Et tout à coup son visage s'éclaira de gaieté.
—Écoutez, mon ami, voici un rêve que j'eus un jour: On m'avait amené dans une réunion d'affamés et de dépenaillés, de moines, de courtisans, d'esclaves, d'infirmes et de faibles d'esprit, et on me déclara que là étaient ceux de qui il est dit: «Heureux les pauvres d'esprit, le royaume des cieux leur est ouvert.» Puis on m'emmena dans un autre endroit où je vis une foule de grands hommes assemblés en Sénat: des chefs d'armée, des empereurs, des papes, des législateurs, des philosophes: Homère, Alexandre le Grand, Platon, Marc-Aurèle.
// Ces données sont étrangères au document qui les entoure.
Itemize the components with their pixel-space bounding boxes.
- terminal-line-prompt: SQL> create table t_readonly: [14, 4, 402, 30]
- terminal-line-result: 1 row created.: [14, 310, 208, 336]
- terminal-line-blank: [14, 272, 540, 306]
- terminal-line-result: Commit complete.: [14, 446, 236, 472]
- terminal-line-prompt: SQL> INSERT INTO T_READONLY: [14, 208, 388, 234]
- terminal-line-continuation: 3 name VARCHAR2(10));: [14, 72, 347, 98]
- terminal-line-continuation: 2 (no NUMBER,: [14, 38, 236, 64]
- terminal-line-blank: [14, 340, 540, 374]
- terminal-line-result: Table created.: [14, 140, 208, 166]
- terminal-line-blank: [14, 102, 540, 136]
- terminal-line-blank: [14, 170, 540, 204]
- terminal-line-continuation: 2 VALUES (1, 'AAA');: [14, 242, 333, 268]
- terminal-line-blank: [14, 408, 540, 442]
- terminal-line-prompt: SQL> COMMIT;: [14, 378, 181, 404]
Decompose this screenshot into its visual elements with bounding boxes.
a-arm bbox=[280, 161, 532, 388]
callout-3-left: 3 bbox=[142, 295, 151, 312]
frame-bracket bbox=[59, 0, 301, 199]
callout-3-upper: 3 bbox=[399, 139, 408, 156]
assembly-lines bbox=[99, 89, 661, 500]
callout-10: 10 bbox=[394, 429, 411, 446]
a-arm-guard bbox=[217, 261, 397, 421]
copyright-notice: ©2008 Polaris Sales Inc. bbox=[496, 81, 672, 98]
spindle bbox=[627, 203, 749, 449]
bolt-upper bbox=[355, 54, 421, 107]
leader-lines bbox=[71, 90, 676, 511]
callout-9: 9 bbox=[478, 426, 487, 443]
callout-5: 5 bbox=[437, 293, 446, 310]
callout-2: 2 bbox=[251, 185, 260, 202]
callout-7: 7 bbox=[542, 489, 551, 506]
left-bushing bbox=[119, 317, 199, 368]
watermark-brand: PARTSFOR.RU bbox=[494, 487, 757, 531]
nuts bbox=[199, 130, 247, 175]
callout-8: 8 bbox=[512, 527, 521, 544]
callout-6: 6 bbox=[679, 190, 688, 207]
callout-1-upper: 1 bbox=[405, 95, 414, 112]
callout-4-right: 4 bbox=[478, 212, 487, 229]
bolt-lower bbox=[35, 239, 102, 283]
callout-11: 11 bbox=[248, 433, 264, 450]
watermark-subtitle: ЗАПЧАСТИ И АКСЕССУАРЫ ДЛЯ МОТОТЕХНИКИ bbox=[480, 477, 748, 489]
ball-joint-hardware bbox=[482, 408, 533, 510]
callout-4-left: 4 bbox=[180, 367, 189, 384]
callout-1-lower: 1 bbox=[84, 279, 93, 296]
Ils causaient de sciences, d'arts, d'affaires d'État. Et l'on me dit que c'était l'enfer et les âmes repoussées par Dieu parce qu'elles avaient aimé la sagesse de ce siècle qui est une folie devant le Seigneur. Et on me demanda où je désirais aller: au paradis ou en enfer? «En enfer, me suis-je écrié, en enfer de suite, avec les sages et les héros!»
—Si réellement tout se passe comme dans votre rêve, répondit Léonard, j'avoue que moi aussi...
—Non, il est trop tard! Maintenant vous ne pouvez y échapper. On vous entraînera de force. On récompensera vos vertus chrétiennes par le paradis chrétien.
Lorsqu'ils sortirent du Colisée, la nuit était tombée. L'énorme disque jaune de la lune monta de derrière les voûtes noires de la basilique de Constantin, coupant les nuages transparents comme de la nacre.
Dans l'obscurité vague, embrumée, qui s'étendait de l'Arc de Titus Vespasien jusqu'au Capitole, les trois colonnes solitaires et pâles de Sainte-Marie Libératrice, pareilles à des apparitions, semblaient plus belles encore baisées par le clair de lune. Et la cloche balbutiant et chevrotant l'Angelus nocturne, résonnait plus mélancoliquement encore, comme un glas sanglotant sur le Forum romain.